Britain’s second-busiest airport has suspended all flights “due to an air traffic control systems issue”.

The airport said: “We are working with ANS, our air traffic control provider, to rectify this issue as quickly as possible.

“We apologise and advise passengers to check with their airline or on our live flights page for the latest flight information.”

The problem relates to the control tower.

Gatwick has the busiest runway in the world, with a take-off or landing every 80 seconds at peak times.

Arriving aircraft are already being diverted.

A British Airways arrival from Tenerife is currently on the ground at Stansted. Another BA plane, inbound from Ibiza, touched down at Bournemouth.

Many easyJet arrivals were diverted, included services from Montpellier and Seville which landed at Luton, and from Krakow which arrived in Stansted.

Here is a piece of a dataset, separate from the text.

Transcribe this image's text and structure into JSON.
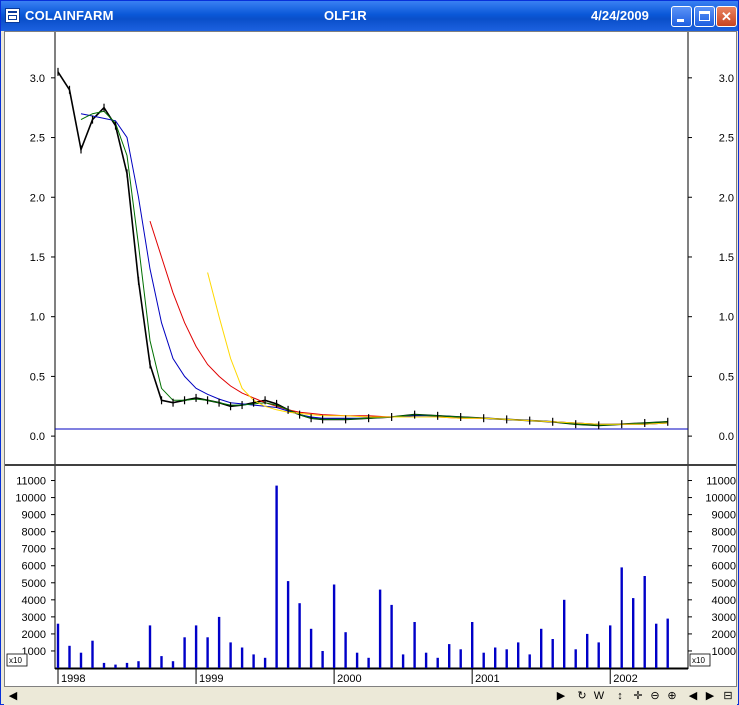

The aircraft will remain on the ground in the hope that the Gatwick runway opens swiftly and they can be flown in.

Gatwick is the biggest base for easyJet, which in a normal day operates as many as 400 flights to and from the Sussex airport.

It told passengers: “Due to an earlier IT issue affecting all flights departing and arriving at London Gatwick Airport we expect delays and possible further disruption.

“Although outside of our control, we're very sorry for any inconvenience this may cause.” The airline also warned passengers they would not get any cash compensation: “The disruption is beyond our control and is considered an extraordinary circumstance.”

Even if a swift fix is found to the problem, disruption will continue well into the evening.

The final wave of early evening departures from Gatwick is likely to be wrecked, with many flights cancelled and others severely delayed.

Although passengers do not get cash compensation, they are entitled to meals and, if necessary, accommodation until they can be flown to their destinations.

Shortly before Christmas, Gatwick airport was closed for 33 hours, disrupting the plans of 160,000 passengers, because of unauthorised drone activity.